Consequently, HoganWillig has not met its burden on this issue and its motion on this ground is denied.

IY. CONCLUSION

For the reasons discussed above, HoganWillig’s motion is denied.

V. ORDERS

IT HEREBY IS ORDERED, that Defendant’s Motion for Summary Judgment (Docket No. 9) is DENIED.

SO ORDERED.

. Marino withdrew his claim alleging a violation of Section 1692e(5). (Plaintiff's Memorandum of Law in Opposition to Summary Judgment, p. 1; Docket No. 19-4.)

. Section 1692e generally provides that debt collectors may not use any false, deceptive, or misleading representations to collect a debt.
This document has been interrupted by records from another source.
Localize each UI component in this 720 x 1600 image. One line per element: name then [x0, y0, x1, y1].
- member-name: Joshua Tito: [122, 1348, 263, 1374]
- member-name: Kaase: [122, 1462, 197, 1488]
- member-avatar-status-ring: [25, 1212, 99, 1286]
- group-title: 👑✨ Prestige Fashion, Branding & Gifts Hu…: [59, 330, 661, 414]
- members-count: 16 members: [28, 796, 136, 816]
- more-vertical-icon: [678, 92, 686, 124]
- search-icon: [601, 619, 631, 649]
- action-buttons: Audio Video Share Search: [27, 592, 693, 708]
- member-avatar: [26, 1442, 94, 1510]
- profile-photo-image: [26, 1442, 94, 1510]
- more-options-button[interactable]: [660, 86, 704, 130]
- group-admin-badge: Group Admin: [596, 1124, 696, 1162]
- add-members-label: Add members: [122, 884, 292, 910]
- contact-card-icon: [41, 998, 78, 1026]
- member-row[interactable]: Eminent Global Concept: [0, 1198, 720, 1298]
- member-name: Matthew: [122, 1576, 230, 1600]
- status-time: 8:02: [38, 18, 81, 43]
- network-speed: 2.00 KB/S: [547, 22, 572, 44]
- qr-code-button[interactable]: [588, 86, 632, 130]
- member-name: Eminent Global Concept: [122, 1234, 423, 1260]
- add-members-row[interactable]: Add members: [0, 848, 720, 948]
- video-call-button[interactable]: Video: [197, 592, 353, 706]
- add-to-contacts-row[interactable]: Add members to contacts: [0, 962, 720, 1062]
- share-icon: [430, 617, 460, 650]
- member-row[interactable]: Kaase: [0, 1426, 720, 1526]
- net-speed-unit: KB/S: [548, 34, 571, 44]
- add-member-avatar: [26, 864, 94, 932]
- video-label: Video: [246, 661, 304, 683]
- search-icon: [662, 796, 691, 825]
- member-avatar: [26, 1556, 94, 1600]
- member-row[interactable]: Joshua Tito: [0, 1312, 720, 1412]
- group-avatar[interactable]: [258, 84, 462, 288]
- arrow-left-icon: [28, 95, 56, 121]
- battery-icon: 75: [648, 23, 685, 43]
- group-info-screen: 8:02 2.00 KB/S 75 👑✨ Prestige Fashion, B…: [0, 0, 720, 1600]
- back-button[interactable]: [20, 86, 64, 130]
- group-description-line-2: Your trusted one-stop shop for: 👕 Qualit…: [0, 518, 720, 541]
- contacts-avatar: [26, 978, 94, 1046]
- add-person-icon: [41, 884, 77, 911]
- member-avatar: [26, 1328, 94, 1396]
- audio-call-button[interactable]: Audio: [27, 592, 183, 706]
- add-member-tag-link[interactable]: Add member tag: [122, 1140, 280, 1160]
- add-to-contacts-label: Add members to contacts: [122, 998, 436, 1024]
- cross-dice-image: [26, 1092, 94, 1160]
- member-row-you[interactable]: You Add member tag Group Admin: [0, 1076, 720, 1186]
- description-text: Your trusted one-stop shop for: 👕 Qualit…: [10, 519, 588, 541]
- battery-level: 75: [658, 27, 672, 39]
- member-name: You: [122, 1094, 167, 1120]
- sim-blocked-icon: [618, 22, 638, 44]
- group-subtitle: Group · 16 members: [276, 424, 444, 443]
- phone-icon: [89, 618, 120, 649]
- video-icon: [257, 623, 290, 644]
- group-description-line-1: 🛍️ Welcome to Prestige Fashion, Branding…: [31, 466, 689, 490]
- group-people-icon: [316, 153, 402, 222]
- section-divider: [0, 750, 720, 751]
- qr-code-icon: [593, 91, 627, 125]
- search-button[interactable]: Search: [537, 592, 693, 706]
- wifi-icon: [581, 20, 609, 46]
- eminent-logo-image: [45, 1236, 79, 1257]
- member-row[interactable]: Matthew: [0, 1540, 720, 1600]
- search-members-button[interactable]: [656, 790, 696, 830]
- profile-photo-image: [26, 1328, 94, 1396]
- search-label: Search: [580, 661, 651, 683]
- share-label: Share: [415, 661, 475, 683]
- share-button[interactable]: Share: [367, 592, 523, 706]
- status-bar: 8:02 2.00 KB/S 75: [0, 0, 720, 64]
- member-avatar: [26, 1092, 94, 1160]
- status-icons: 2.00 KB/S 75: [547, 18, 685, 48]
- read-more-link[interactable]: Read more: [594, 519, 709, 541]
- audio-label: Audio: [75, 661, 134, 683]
Section 1692e(10), the tenth of sixteen examples of such a violation that are specifically outlined by the statute, repeats that prohibition but adds “or to obtain information concerning a consumer.” Marino does not distinguish between the two sections and he does not claim that HoganWillig sought to "obtain information” about him.
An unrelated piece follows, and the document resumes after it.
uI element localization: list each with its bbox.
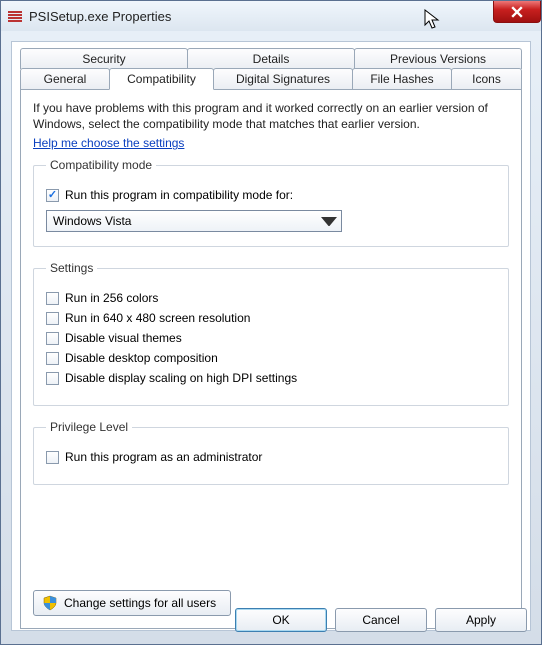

It should be further noted that a violation of Section 1692e is actionable absent a violation of any of the sixteen examples. See 15 U.S.C § 1692e; see also Clomon v. Jackson, 988 F.2d 1314, 1320 (2d Cir.1993).

. Indeed, the letter in Lewis was markedly different from the letter in this case. The Lewis letter stated:

IN A PERCENTAGE OF CASES, I FIND THAT PAYMENT ARRANGEMENTS MAY NOT HAVE BEEN OFFERED BY OUR AFFILIATED OFFICE. IN ORDER TO PROVIDE YOU WITH AN OPPORTUNITY TO PAY THIS DEBT, PLEASE SELECT ONE OF THE FOLLOWING PAYMENT ARRANGEMENTS AND ENCLOSE PAYMENT, OR PROVIDE ME WITH A NUMBER WHERE I CAN CONTACT YOU TO DISCUSS TERMS.

Lewis v. ACB Bus. Servs., Inc., 135 F.3d 389, 396 (6th Cir.1998) (affirming the Southern District of Ohio decision, supra).

. It is unclear why Liberty states that she sent the "under-$500.00” letter since Marino’s balance was $620.00. She does not explain this and it may be an oversight in her affidavit.